FIGURE 1. Localisations géographiques et étendues des bassins versants à l’étude

Source: Regroupement des Organismes de Bassins Versants du Québec (ROBVQ), (En ligne)  https://robvq.qc.ca/obv

La Loi de 2009 a confirmé le concept de gestion de l’eau par bassin versant en lui octroyant un caractère légal. Cette concrétisation s’est révélée une avancée considérable pour la gestion de l’eau dans la législation provinciale. Les OBV ont également été reconnus en tant que « catalyseurs des forces vives du milieu » (ROBVQ et autres, 2016). Ces derniers détiennent le statut d’organismes à but non lucratif (ONBL) en conformité avec la Loi 101, au même titre que les clubs de sport ou les associations de pêche (Brun et Lasserre, 2010b). À l’opposé des agences de l’eau françaises, leurs moyens financiers sont limités. Contrairement aux Établissements publics territoriaux de bassin (EPTB), qui se voient attribuer certaines compétences en France, les OBV au Québec doivent chevaucher entre les autorités publiques, locales, régionales et provinciales qui conservent leurs compétences exclusives (Payette, 2014). Il leur revient donc un rôle de sensibilisation des différents acteurs et d’émission de recommandations aux décideurs de ces paliers décisionnels (ibid.). Incorporant ces dernières fonctions, ils agissent comme de véritables « porteurs de projets » au fait des réalités locales qui affectent les zones des bassins qui les concernent (Brun et Lasserre, 2010b).

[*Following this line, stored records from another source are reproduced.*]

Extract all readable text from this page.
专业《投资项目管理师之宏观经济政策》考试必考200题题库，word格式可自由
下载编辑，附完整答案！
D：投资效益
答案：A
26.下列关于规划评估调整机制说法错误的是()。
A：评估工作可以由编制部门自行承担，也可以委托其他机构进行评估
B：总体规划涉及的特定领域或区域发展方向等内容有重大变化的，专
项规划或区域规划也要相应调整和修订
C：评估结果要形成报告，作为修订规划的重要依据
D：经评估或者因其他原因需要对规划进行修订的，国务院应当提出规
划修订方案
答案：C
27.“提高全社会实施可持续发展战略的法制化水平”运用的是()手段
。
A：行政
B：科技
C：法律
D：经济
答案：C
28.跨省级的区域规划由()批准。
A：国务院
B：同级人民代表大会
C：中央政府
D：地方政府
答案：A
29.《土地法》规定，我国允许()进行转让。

Pour encadrer les OBV, le ROBVQ a été créé en 2001. À titre d’OBNL, il constitue le partenaire privilégié du gouvernement du Québec en matière de gestion intégrée de l’eau par bassin versant. Il représente, défend, développe des collaborations, des partenariats, des services, des projets et des programmes dans l’intérêt de ses membres et de la gouvernance de l’eau au Québec (https://robvq.qc.ca). Il organise plusieurs rendez-vous et galas afin de réunir les différents acteurs de l’eau et d’offrir des formations. Au travers de différents répertoires et plateformes, il assure de surcroît la diffusion d’information sur divers sujets essentiels aux OBV.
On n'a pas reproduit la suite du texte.